KANTÏK OPERA III
Représentations
Les jeunes actrices qui m’entourent vivent sur scène et sur le plateau une expérience vraie, forte, grande, sans complaisance. Elles entrent dans une technique de travail, une rigueur de vie qui les met en permanence face à leurs propres choix. Il faut assumer devant la famille, le social, les amis, les amours et surtout ses propres rêves... Alors pour certaines c’est la fuite. On reconstruit une nouvelle équipe. On repart à zéro. Après une audition plus poussée que la première, il reste quatre personnes dans le choeur et une nouvelle Sulamite.
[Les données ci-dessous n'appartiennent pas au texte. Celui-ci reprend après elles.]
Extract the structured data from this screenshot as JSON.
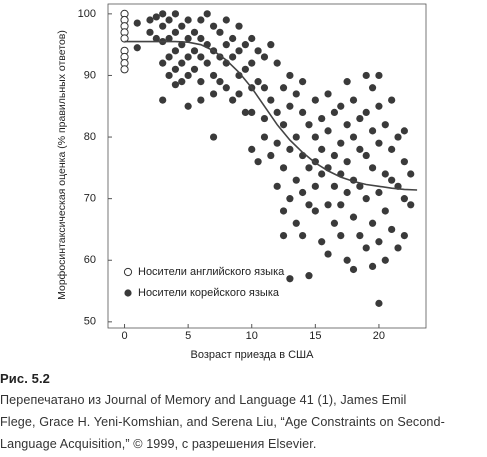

Le texte ne change pas, les personnalités oui... Moins fraîches que les premières, moins siamoises, elles ont des caractères différents, affirmés, ambigus, monstrueux. L’actrice principale est une novice. Il faut corriger tous les défauts, les préjugés. Le travail est double. Une nouvelle scénographie s’impose...
La pièce devient plus puissante, plus orale, plus vocale. On avance vers l’opéra moderne. Les interactions sur le plateau se multiplient.
Le choeur reprend en écho, dit, chante, chuchote les textes de la Sulamite, du Berger et de Salomon. Il les accompagne en dessinant des chorégraphies au sol. Vivant du début jusqu’à la fin, il devient magmatique, chaotique, pulsionnel, fusionnel... La Sulamite et le Berger se rencontrent, se touchent. Salomon joue avec le choeur. Le rapport à la scène est toujours face public mais le plateau bouge, tremble. Il n’y a pas d’arrêt, de pause, tout reste perpétuellement en mouvement.
Le piano est remplacé par la contrebasse et la harpe par le saxophone. La contrebasse accompagne suspend parfois le texte par ses silence. Classique, ou jazzy, elle atténue le côté solennel du choeur et les plonge dans un univers déglingué. Avec ce grain de folie elle porte encore plus haut le langage déstructuré de Salomon. Le saxo intervient par petites touches de douceur sur les amoureux et les entoure de volupté mélancolique. Au trois moments forts de la pièce (début, milieu et fin), il y a des incursions du Requiem de Mozart et sur les applaudissements un morceau de Marylin Manson.
Un mobile avec trois miroirs est placé côté cours et un tissu argenté est suspendu côté jardin. Des grosses bougies argentées sont posées devant scène. Des sons d’oiseaux et d’animaux marins nous accompagnent. Des statuettes africaines en forme de pirogues portent des encens et du papier d’arménie.
Une fois de plus, la costumière privilégie l’unité du groupe pour le choeur. Nous avons la volonté d’en faire un ensemble homogène et plurielle. Il est habillé avec des vêtements moulants et couvrants noirs. Seuls leurs mains et pieds sont visibles. Leurs visages sont peints en blanc opaques comme un maquillage de clown. Les cheveux sont tirés en arrière. Ils ressemblent à des pantins désarticulés.